What Every Local Business Website Page Actually Needs
Five pages. That is all a local business website needs to outperform most competitors. Here is what goes on each one.
Local business websites do not need to be complicated. Most of the ones that perform well are simple by design. Here is the exact structure.
Home page Phone number above the fold. Not below the hero, not in the footer — above the fold, visible before any scrolling. This is your most important conversion element.
Below that: a clear one-sentence description of what the business does and where, a brief services summary (3-6 cards), social proof (years in business, insurance status, number of jobs), service area with specific town names, a gallery of real work, and a contact section.

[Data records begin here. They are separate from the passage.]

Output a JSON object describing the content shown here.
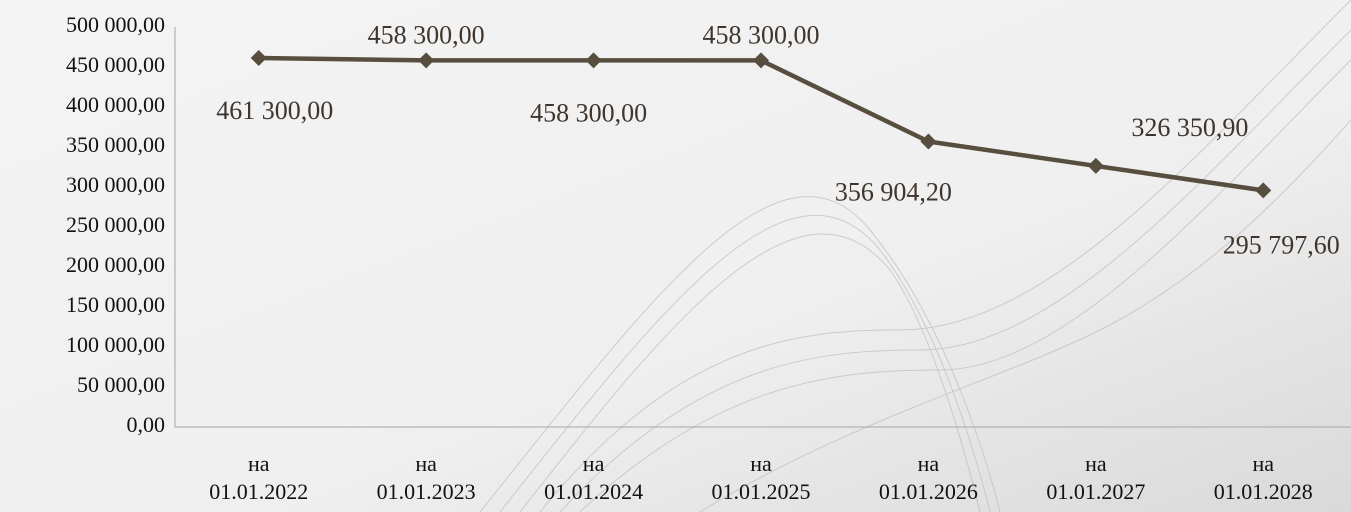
{
  "chart_data": {
    "type": "line",
    "categories": [
      "на\n01.01.2022",
      "на\n01.01.2023",
      "на\n01.01.2024",
      "на\n01.01.2025",
      "на\n01.01.2026",
      "на\n01.01.2027",
      "на\n01.01.2028"
    ],
    "series": [
      {
        "color": "#574e3f",
        "values": [
          461300,
          458300,
          458300,
          458300,
          356904.2,
          326350.9,
          295797.6
        ],
        "value_labels": [
          "461 300,00",
          "458 300,00",
          "458 300,00",
          "458 300,00",
          "356 904,20",
          "326 350,90",
          "295 797,60"
        ]
      }
    ],
    "ylim": [
      0,
      500000
    ],
    "yticks": [
      {
        "value": 0,
        "label": "0,00"
      },
      {
        "value": 50000,
        "label": "50 000,00"
      },
      {
        "value": 100000,
        "label": "100 000,00"
      },
      {
        "value": 150000,
        "label": "150 000,00"
      },
      {
        "value": 200000,
        "label": "200 000,00"
      },
      {
        "value": 250000,
        "label": "250 000,00"
      },
      {
        "value": 300000,
        "label": "300 000,00"
      },
      {
        "value": 350000,
        "label": "350 000,00"
      },
      {
        "value": 400000,
        "label": "400 000,00"
      },
      {
        "value": 450000,
        "label": "450 000,00"
      },
      {
        "value": 500000,
        "label": "500 000,00"
      }
    ],
    "grid": false
  }
}
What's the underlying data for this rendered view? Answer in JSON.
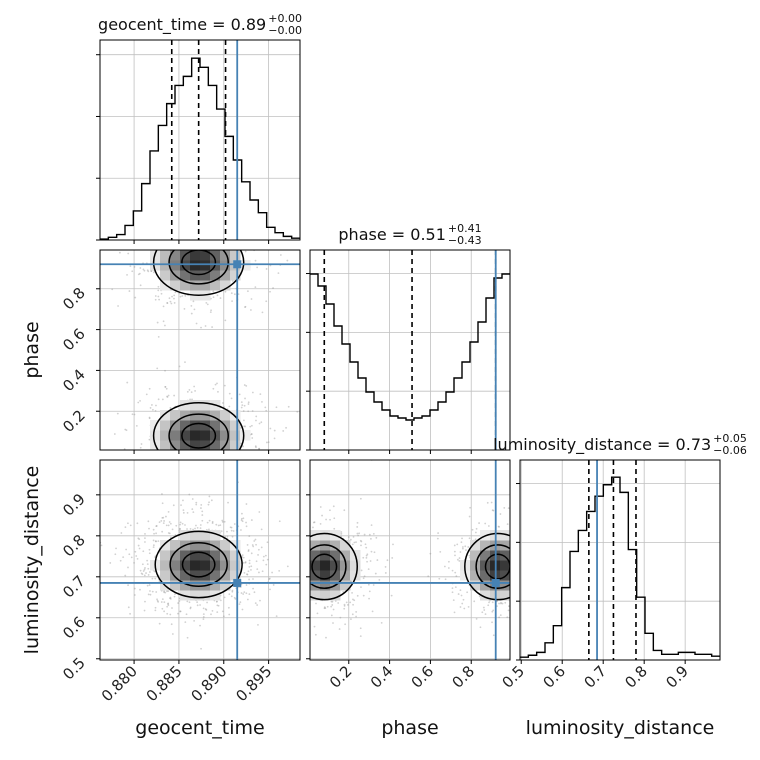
{
  "chart_data": {
    "type": "corner",
    "parameters": [
      "geocent_time",
      "phase",
      "luminosity_distance"
    ],
    "truths": {
      "geocent_time": 0.8915,
      "phase": 0.92,
      "luminosity_distance": 0.685
    },
    "colors": {
      "truth": "#4682b4",
      "hist": "#000000",
      "grid": "#c0c0c0",
      "scatter": "#9a9a9a"
    },
    "grid": true,
    "titles": {
      "geocent_time": {
        "label": "geocent_time = 0.89",
        "plus": "+0.00",
        "minus": "−0.00"
      },
      "phase": {
        "label": "phase = 0.51",
        "plus": "+0.41",
        "minus": "−0.43"
      },
      "luminosity_distance": {
        "label": "luminosity_distance = 0.73",
        "plus": "+0.05",
        "minus": "−0.06"
      }
    },
    "ranges": {
      "geocent_time": [
        0.8762,
        0.8985
      ],
      "phase": [
        0.01,
        0.99
      ],
      "luminosity_distance": [
        0.497,
        0.985
      ]
    },
    "ticks": {
      "geocent_time": [
        0.88,
        0.885,
        0.89,
        0.895
      ],
      "phase": [
        0.2,
        0.4,
        0.6,
        0.8
      ],
      "luminosity_distance": [
        0.5,
        0.6,
        0.7,
        0.8,
        0.9
      ]
    },
    "tick_labels": {
      "geocent_time": [
        "0.880",
        "0.885",
        "0.890",
        "0.895"
      ],
      "phase": [
        "0.2",
        "0.4",
        "0.6",
        "0.8"
      ],
      "luminosity_distance": [
        "0.5",
        "0.6",
        "0.7",
        "0.8",
        "0.9"
      ]
    },
    "axis_labels": {
      "geocent_time": "geocent_time",
      "phase": "phase",
      "luminosity_distance": "luminosity_distance"
    },
    "quantiles": {
      "geocent_time": [
        0.8842,
        0.8872,
        0.8902
      ],
      "phase": [
        0.08,
        0.51,
        0.92
      ],
      "luminosity_distance": [
        0.665,
        0.725,
        0.78
      ]
    },
    "histograms": {
      "geocent_time": {
        "edges_start": 0.8762,
        "edges_end": 0.8985,
        "counts": [
          0.005,
          0.015,
          0.03,
          0.08,
          0.16,
          0.31,
          0.49,
          0.63,
          0.75,
          0.85,
          0.9,
          1.0,
          0.95,
          0.85,
          0.72,
          0.57,
          0.44,
          0.32,
          0.22,
          0.15,
          0.07,
          0.04,
          0.02,
          0.01
        ]
      },
      "phase": {
        "edges_start": 0.01,
        "edges_end": 0.99,
        "counts": [
          0.88,
          0.82,
          0.73,
          0.62,
          0.53,
          0.44,
          0.36,
          0.29,
          0.24,
          0.2,
          0.17,
          0.16,
          0.15,
          0.16,
          0.17,
          0.2,
          0.24,
          0.29,
          0.36,
          0.44,
          0.54,
          0.64,
          0.76,
          0.86,
          0.88
        ]
      },
      "luminosity_distance": {
        "edges_start": 0.497,
        "edges_end": 0.985,
        "counts": [
          0.015,
          0.025,
          0.04,
          0.09,
          0.18,
          0.38,
          0.57,
          0.68,
          0.78,
          0.86,
          0.92,
          0.96,
          0.88,
          0.58,
          0.33,
          0.14,
          0.05,
          0.03,
          0.03,
          0.04,
          0.04,
          0.03,
          0.03,
          0.02
        ]
      }
    },
    "ylim_hist": {
      "geocent_time": [
        0,
        1.1
      ],
      "phase": [
        0,
        1.0
      ],
      "luminosity_distance": [
        0,
        1.05
      ]
    },
    "density_pairs": [
      {
        "x": "geocent_time",
        "y": "phase",
        "blobs": [
          {
            "cx": 0.8872,
            "cy": 0.93,
            "sx": 0.0028,
            "sy": 0.09
          },
          {
            "cx": 0.8872,
            "cy": 0.08,
            "sx": 0.0028,
            "sy": 0.09
          }
        ]
      },
      {
        "x": "geocent_time",
        "y": "luminosity_distance",
        "blobs": [
          {
            "cx": 0.8872,
            "cy": 0.73,
            "sx": 0.0027,
            "sy": 0.045
          }
        ]
      },
      {
        "x": "phase",
        "y": "luminosity_distance",
        "blobs": [
          {
            "cx": 0.93,
            "cy": 0.725,
            "sx": 0.09,
            "sy": 0.045
          },
          {
            "cx": 0.08,
            "cy": 0.725,
            "sx": 0.09,
            "sy": 0.045
          }
        ]
      }
    ]
  }
}
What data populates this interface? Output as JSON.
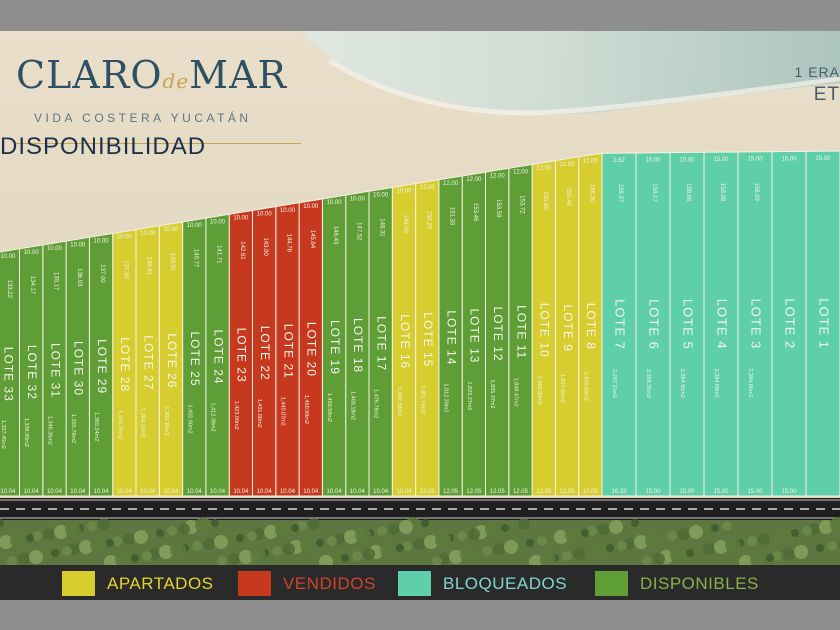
{
  "header": {
    "brand_left": "CLARO",
    "brand_mid": "de",
    "brand_right": "MAR",
    "tagline": "VIDA COSTERA YUCATÁN",
    "stage_line1": "1 ERA",
    "stage_line2": "ET",
    "section_title": "DISPONIBILIDAD"
  },
  "colors": {
    "apartado": "#d8cd2e",
    "vendido": "#c7391f",
    "bloqueado": "#5ecfa8",
    "disponible": "#5f9d36",
    "road": "#1f1f1f",
    "sea": "#bfd2ca",
    "sand": "#e7dcc6"
  },
  "lots": [
    {
      "label": "LOTE 1",
      "status": "bloqueado",
      "front": "15.00",
      "depth": "",
      "area": "",
      "back": ""
    },
    {
      "label": "LOTE 2",
      "status": "bloqueado",
      "front": "15.00",
      "depth": "",
      "area": "",
      "back": "15.00"
    },
    {
      "label": "LOTE 3",
      "status": "bloqueado",
      "front": "15.00",
      "depth": "158.99",
      "area": "2,384.85m2",
      "back": "15.00"
    },
    {
      "label": "LOTE 4",
      "status": "bloqueado",
      "front": "15.00",
      "depth": "158.98",
      "area": "2,384.68m2",
      "back": "15.00"
    },
    {
      "label": "LOTE 5",
      "status": "bloqueado",
      "front": "15.00",
      "depth": "158.86",
      "area": "2,384.90m2",
      "back": "15.00"
    },
    {
      "label": "LOTE 6",
      "status": "bloqueado",
      "front": "15.00",
      "depth": "159.17",
      "area": "2,388.36m2",
      "back": "15.00"
    },
    {
      "label": "LOTE 7",
      "status": "bloqueado",
      "front": "2.62",
      "depth": "158.37",
      "area": "2,297.31m2",
      "back": "16.33"
    },
    {
      "label": "LOTE 8",
      "status": "apartado",
      "front": "12.00",
      "depth": "156.30",
      "area": "1,850.68m2",
      "back": "12.05"
    },
    {
      "label": "LOTE 9",
      "status": "apartado",
      "front": "12.00",
      "depth": "155.46",
      "area": "1,837.60m2",
      "back": "12.05"
    },
    {
      "label": "LOTE 10",
      "status": "apartado",
      "front": "12.00",
      "depth": "155.80",
      "area": "1,860.89m2",
      "back": "12.05"
    },
    {
      "label": "LOTE 11",
      "status": "disponible",
      "front": "12.00",
      "depth": "153.72",
      "area": "1,848.47m2",
      "back": "12.05"
    },
    {
      "label": "LOTE 12",
      "status": "disponible",
      "front": "12.00",
      "depth": "153.59",
      "area": "1,835.37m2",
      "back": "12.05"
    },
    {
      "label": "LOTE 13",
      "status": "disponible",
      "front": "12.00",
      "depth": "153.46",
      "area": "1,823.27m2",
      "back": "12.05"
    },
    {
      "label": "LOTE 14",
      "status": "disponible",
      "front": "12.00",
      "depth": "151.33",
      "area": "1,812.39m2",
      "back": "12.05"
    },
    {
      "label": "LOTE 15",
      "status": "apartado",
      "front": "12.00",
      "depth": "150.20",
      "area": "1,801.04m2",
      "back": "12.05"
    },
    {
      "label": "LOTE 16",
      "status": "apartado",
      "front": "10.00",
      "depth": "149.06",
      "area": "1,487.58m2",
      "back": "10.04"
    },
    {
      "label": "LOTE 17",
      "status": "disponible",
      "front": "10.00",
      "depth": "148.31",
      "area": "1,476.78m2",
      "back": "10.04"
    },
    {
      "label": "LOTE 18",
      "status": "disponible",
      "front": "10.00",
      "depth": "147.52",
      "area": "1,468.18m2",
      "back": "10.04"
    },
    {
      "label": "LOTE 19",
      "status": "disponible",
      "front": "10.00",
      "depth": "146.43",
      "area": "1,459.58m2",
      "back": "10.04"
    },
    {
      "label": "LOTE 20",
      "status": "vendido",
      "front": "10.00",
      "depth": "145.64",
      "area": "1,450.99m2",
      "back": "10.04"
    },
    {
      "label": "LOTE 21",
      "status": "vendido",
      "front": "10.00",
      "depth": "144.76",
      "area": "1,440.07m2",
      "back": "10.04"
    },
    {
      "label": "LOTE 22",
      "status": "vendido",
      "front": "10.00",
      "depth": "143.90",
      "area": "1,431.66m2",
      "back": "10.04"
    },
    {
      "label": "LOTE 23",
      "status": "vendido",
      "front": "10.00",
      "depth": "142.61",
      "area": "1,423.06m2",
      "back": "10.04"
    },
    {
      "label": "LOTE 24",
      "status": "disponible",
      "front": "10.00",
      "depth": "141.71",
      "area": "1,412.39m2",
      "back": "10.04"
    },
    {
      "label": "LOTE 25",
      "status": "disponible",
      "front": "10.00",
      "depth": "140.77",
      "area": "1,402.90m2",
      "back": "10.04"
    },
    {
      "label": "LOTE 26",
      "status": "apartado",
      "front": "10.00",
      "depth": "139.91",
      "area": "1,393.39m2",
      "back": "10.04"
    },
    {
      "label": "LOTE 27",
      "status": "apartado",
      "front": "10.00",
      "depth": "138.91",
      "area": "1,384.15m2",
      "back": "10.04"
    },
    {
      "label": "LOTE 28",
      "status": "apartado",
      "front": "10.00",
      "depth": "137.90",
      "area": "1,374.70m2",
      "back": "10.04"
    },
    {
      "label": "LOTE 29",
      "status": "disponible",
      "front": "10.00",
      "depth": "137.00",
      "area": "1,365.24m2",
      "back": "10.04"
    },
    {
      "label": "LOTE 30",
      "status": "disponible",
      "front": "10.00",
      "depth": "136.03",
      "area": "1,355.79m2",
      "back": "10.04"
    },
    {
      "label": "LOTE 31",
      "status": "disponible",
      "front": "10.00",
      "depth": "135.17",
      "area": "1,346.36m2",
      "back": "10.04"
    },
    {
      "label": "LOTE 32",
      "status": "disponible",
      "front": "10.00",
      "depth": "134.17",
      "area": "1,336.90m2",
      "back": "10.04"
    },
    {
      "label": "LOTE 33",
      "status": "disponible",
      "front": "10.00",
      "depth": "133.22",
      "area": "1,327.45m2",
      "back": "10.04"
    },
    {
      "label": "",
      "status": "apartado",
      "front": "",
      "depth": "",
      "area": "",
      "back": ""
    }
  ],
  "legend": [
    {
      "label": "APARTADOS",
      "status": "apartado",
      "text_color": "#e6d52f"
    },
    {
      "label": "VENDIDOS",
      "status": "vendido",
      "text_color": "#d2432b"
    },
    {
      "label": "BLOQUEADOS",
      "status": "bloqueado",
      "text_color": "#7ed6d2"
    },
    {
      "label": "DISPONIBLES",
      "status": "disponible",
      "text_color": "#8bb04c"
    }
  ]
}
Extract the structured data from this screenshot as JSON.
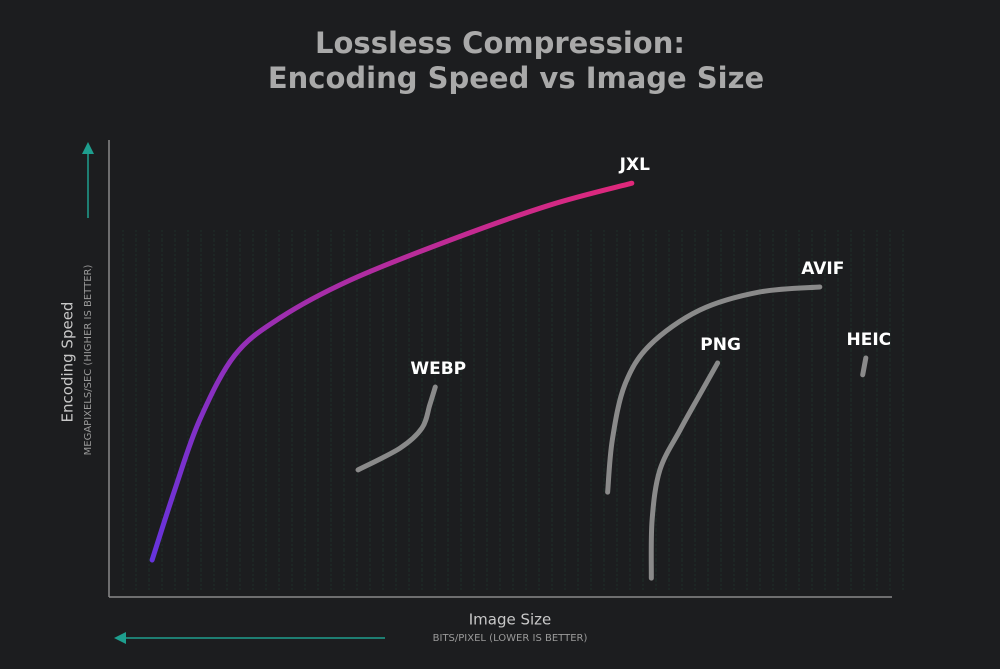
{
  "chart_data": {
    "type": "line",
    "title": [
      "Lossless Compression:",
      "Encoding Speed vs Image Size"
    ],
    "y_label": "Encoding Speed",
    "y_sublabel": "MEGAPIXELS/SEC (HIGHER IS BETTER)",
    "x_label": "Image Size",
    "x_sublabel": "BITS/PIXEL (LOWER IS BETTER)",
    "xlim": [
      0,
      100
    ],
    "ylim": [
      0,
      100
    ],
    "series": [
      {
        "name": "JXL",
        "color": "#e0287a",
        "gradient_start": "#6633dd",
        "x": [
          5.4,
          8.3,
          11.5,
          16.0,
          21.8,
          30.8,
          43.6,
          56.4,
          66.9
        ],
        "values": [
          7.7,
          23.1,
          38.5,
          52.7,
          60.9,
          69.2,
          78.0,
          85.7,
          90.5
        ]
      },
      {
        "name": "WEBP",
        "color": "#8a8a8a",
        "x": [
          31.8,
          37.2,
          40.0,
          41.0,
          41.7
        ],
        "values": [
          27.5,
          32.3,
          36.7,
          41.8,
          45.7
        ]
      },
      {
        "name": "AVIF",
        "color": "#8a8a8a",
        "x": [
          63.8,
          64.4,
          66.0,
          69.2,
          75.6,
          83.3,
          91.0
        ],
        "values": [
          22.6,
          34.1,
          46.2,
          54.9,
          62.6,
          66.6,
          67.7
        ]
      },
      {
        "name": "PNG",
        "color": "#8a8a8a",
        "x": [
          69.4,
          69.5,
          70.5,
          73.1,
          75.6,
          77.9
        ],
        "values": [
          3.7,
          16.5,
          27.5,
          36.3,
          44.0,
          51.0
        ]
      },
      {
        "name": "HEIC",
        "color": "#8a8a8a",
        "x": [
          96.5,
          96.9
        ],
        "values": [
          48.4,
          52.1
        ]
      }
    ]
  }
}
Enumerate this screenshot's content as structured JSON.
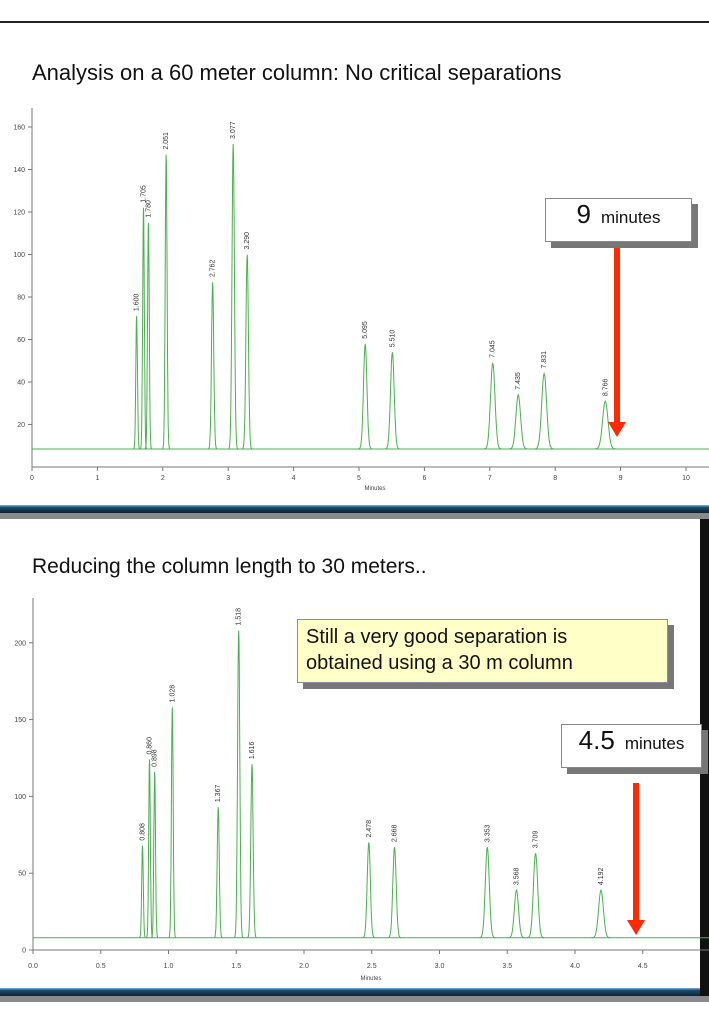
{
  "slides": [
    {
      "title": "Analysis on a 60 meter column: No critical separations",
      "callout": {
        "value": "9",
        "unit": "minutes"
      }
    },
    {
      "title": "Reducing the column length to 30 meters..",
      "note": [
        "Still a very good separation is",
        "obtained using a 30 m column"
      ],
      "callout": {
        "value": "4.5",
        "unit": "minutes"
      }
    }
  ],
  "colors": {
    "trace": "#4caf50",
    "arrow": "#ff2a00",
    "note_bg": "#ffffc8"
  },
  "chart_data": [
    {
      "type": "line",
      "xlabel": "Minutes",
      "xlim": [
        0,
        10
      ],
      "ylim": [
        0,
        165
      ],
      "xticks": [
        "0",
        "1",
        "2",
        "3",
        "4",
        "5",
        "6",
        "7",
        "8",
        "9",
        "10"
      ],
      "yticks": [
        "20",
        "40",
        "60",
        "80",
        "100",
        "120",
        "140",
        "160"
      ],
      "baseline": 8.5,
      "peaks": [
        {
          "rt": 1.6,
          "label": "1.600",
          "height": 71
        },
        {
          "rt": 1.705,
          "label": "1.705",
          "height": 122
        },
        {
          "rt": 1.78,
          "label": "1.780",
          "height": 115
        },
        {
          "rt": 2.051,
          "label": "2.051",
          "height": 147
        },
        {
          "rt": 2.762,
          "label": "2.762",
          "height": 87
        },
        {
          "rt": 3.077,
          "label": "3.077",
          "height": 152
        },
        {
          "rt": 3.29,
          "label": "3.290",
          "height": 100
        },
        {
          "rt": 5.095,
          "label": "5.095",
          "height": 58
        },
        {
          "rt": 5.51,
          "label": "5.510",
          "height": 54
        },
        {
          "rt": 7.045,
          "label": "7.045",
          "height": 49
        },
        {
          "rt": 7.435,
          "label": "7.435",
          "height": 34
        },
        {
          "rt": 7.831,
          "label": "7.831",
          "height": 44
        },
        {
          "rt": 8.766,
          "label": "8.766",
          "height": 31
        }
      ],
      "marker_minutes": 9
    },
    {
      "type": "line",
      "xlabel": "Minutes",
      "xlim": [
        0,
        5
      ],
      "ylim": [
        0,
        230
      ],
      "xticks": [
        "0.0",
        "0.5",
        "1.0",
        "1.5",
        "2.0",
        "2.5",
        "3.0",
        "3.5",
        "4.0",
        "4.5"
      ],
      "yticks": [
        "0",
        "50",
        "100",
        "150",
        "200"
      ],
      "baseline": 8,
      "peaks": [
        {
          "rt": 0.808,
          "label": "0.808",
          "height": 68
        },
        {
          "rt": 0.86,
          "label": "0.860",
          "height": 124
        },
        {
          "rt": 0.898,
          "label": "0.898",
          "height": 116
        },
        {
          "rt": 1.028,
          "label": "1.028",
          "height": 158
        },
        {
          "rt": 1.367,
          "label": "1.367",
          "height": 93
        },
        {
          "rt": 1.518,
          "label": "1.518",
          "height": 208
        },
        {
          "rt": 1.616,
          "label": "1.616",
          "height": 121
        },
        {
          "rt": 2.478,
          "label": "2.478",
          "height": 70
        },
        {
          "rt": 2.668,
          "label": "2.668",
          "height": 67
        },
        {
          "rt": 3.353,
          "label": "3.353",
          "height": 67
        },
        {
          "rt": 3.568,
          "label": "3.568",
          "height": 39
        },
        {
          "rt": 3.709,
          "label": "3.709",
          "height": 63
        },
        {
          "rt": 4.192,
          "label": "4.192",
          "height": 39
        }
      ],
      "marker_minutes": 4.5
    }
  ]
}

Services page One section per service. Explain what it is, who needs it, and what to expect. This is where your keyword coverage lives. "Stump grinding Dillsboro Indiana" belongs here, not on the home page. Be specific.
About page The owner's story. How long they have been doing this, why, what makes them different. Credentials, certifications, insurance status. Photos of the owner and team, not stock photos.
Gallery Real photos. Before and after where possible. Real job sites, real equipment, real results. Alt text every image with descriptive keywords.
Contact page Phone number, email, Google Maps embed, service area list, and a short contact form: name, phone, email, message. Four fields maximum. Every additional field drops completion rate.
That is five pages. That is the whole site. Do not add a blog unless the client will actually write for it. A blog with zero posts hurts more than no blog.